At age 41, I established a network marketing business with a reputed company. I spent thousands of dollars setting it up and advertising it.

I even went part time at my job letting go of half the salary for six months.

After giving it to my heart and soul for six years, I had to give it up.

For years, I saw myself as a failure.

Then one day, thinking about them from a different perspective, I realized they were not failures.

They were the stepping stones for bigger and better things in my life.

From the jewelry business, I learned how markets worked. I learned more by doing it and failing at it than I would have by succeeding at it.

From the real estate business, I learned about negotiations and my local housing market.

I saved thousands of dollars down the track when we bought our house and several investment properties.

From network marketing, I learned confidence in presenting ideas, self-mastery, and people management skills. They helped me to win leadership roles in my job.

I owe a lot of what I became in life to my network of marketing business mentors.
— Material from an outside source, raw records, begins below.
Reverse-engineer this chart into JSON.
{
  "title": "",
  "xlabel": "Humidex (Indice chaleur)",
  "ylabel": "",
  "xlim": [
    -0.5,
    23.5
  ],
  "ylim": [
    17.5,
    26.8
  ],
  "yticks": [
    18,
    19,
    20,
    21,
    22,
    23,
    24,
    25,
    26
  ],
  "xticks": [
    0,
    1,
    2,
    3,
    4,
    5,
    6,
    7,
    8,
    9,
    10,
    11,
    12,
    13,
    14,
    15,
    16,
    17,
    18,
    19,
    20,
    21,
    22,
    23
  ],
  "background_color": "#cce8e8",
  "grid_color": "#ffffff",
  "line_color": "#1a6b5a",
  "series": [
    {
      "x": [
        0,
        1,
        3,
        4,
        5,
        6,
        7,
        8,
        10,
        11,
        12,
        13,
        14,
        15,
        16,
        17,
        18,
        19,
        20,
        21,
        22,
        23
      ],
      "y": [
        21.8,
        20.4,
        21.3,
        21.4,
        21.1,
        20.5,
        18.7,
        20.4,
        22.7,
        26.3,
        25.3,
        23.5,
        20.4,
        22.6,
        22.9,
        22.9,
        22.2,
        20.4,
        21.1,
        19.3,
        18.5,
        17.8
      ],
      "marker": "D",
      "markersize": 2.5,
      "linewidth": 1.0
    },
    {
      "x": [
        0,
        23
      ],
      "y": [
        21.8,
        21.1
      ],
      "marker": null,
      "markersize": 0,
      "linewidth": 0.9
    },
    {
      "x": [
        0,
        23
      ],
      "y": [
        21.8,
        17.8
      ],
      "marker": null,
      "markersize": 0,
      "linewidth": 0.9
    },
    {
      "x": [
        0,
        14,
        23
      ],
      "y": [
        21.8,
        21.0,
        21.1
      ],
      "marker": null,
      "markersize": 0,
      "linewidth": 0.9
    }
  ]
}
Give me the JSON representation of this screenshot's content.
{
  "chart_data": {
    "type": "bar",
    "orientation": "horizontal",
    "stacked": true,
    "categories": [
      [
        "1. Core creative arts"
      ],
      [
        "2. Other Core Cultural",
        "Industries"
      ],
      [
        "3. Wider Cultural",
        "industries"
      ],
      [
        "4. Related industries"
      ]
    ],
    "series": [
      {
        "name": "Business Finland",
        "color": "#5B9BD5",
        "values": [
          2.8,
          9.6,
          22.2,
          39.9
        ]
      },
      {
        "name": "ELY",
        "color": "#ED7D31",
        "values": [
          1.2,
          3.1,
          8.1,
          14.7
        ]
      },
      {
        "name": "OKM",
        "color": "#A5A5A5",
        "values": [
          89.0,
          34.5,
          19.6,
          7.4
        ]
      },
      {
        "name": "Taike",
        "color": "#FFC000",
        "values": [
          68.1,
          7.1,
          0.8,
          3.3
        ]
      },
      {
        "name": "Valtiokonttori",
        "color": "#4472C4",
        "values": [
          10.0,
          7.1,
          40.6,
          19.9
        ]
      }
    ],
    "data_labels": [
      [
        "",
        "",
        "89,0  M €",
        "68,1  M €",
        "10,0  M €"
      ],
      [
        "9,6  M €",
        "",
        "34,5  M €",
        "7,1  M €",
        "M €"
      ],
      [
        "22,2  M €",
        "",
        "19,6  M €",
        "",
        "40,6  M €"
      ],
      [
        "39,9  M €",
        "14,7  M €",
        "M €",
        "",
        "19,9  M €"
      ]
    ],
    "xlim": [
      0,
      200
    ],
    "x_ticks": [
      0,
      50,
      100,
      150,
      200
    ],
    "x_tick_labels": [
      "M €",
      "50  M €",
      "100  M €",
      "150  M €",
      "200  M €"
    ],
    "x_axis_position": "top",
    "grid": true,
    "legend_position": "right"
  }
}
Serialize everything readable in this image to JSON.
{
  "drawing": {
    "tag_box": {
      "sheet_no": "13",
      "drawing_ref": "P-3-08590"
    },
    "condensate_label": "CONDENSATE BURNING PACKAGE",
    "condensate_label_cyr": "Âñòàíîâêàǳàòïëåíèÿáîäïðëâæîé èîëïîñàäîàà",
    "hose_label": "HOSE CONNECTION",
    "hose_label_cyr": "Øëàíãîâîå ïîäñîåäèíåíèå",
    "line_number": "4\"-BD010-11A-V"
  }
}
The monetary gains are not the only gains you should seek from endeavors you take.

You learn more from failing than you can from succeeding.

Treat every new idea as an experiment

We are surrounded by endless knowledge, yet more often than we’d like, we are starving for wisdom.

We are exposed to countless strategies and solutions to every problem under the sun, yet too often, we don’t apply them.

Slow down to treat each new idea as a practical experiment, and to wait to see what results it produces before rushing on to the next fascinating concept.

Three weeks ago I started an experiment. To share 100 insights on LinkedIn with a splash of humour.

I was struggling at first to come up with ideas and to illustrate them. But it is getting easier now and I am enjoying it.

I called it a challenge then, but it is in fact an experiment. You can fail in a challenge and feel miserable. But if an experiment fails, it’s no big deal. You start again.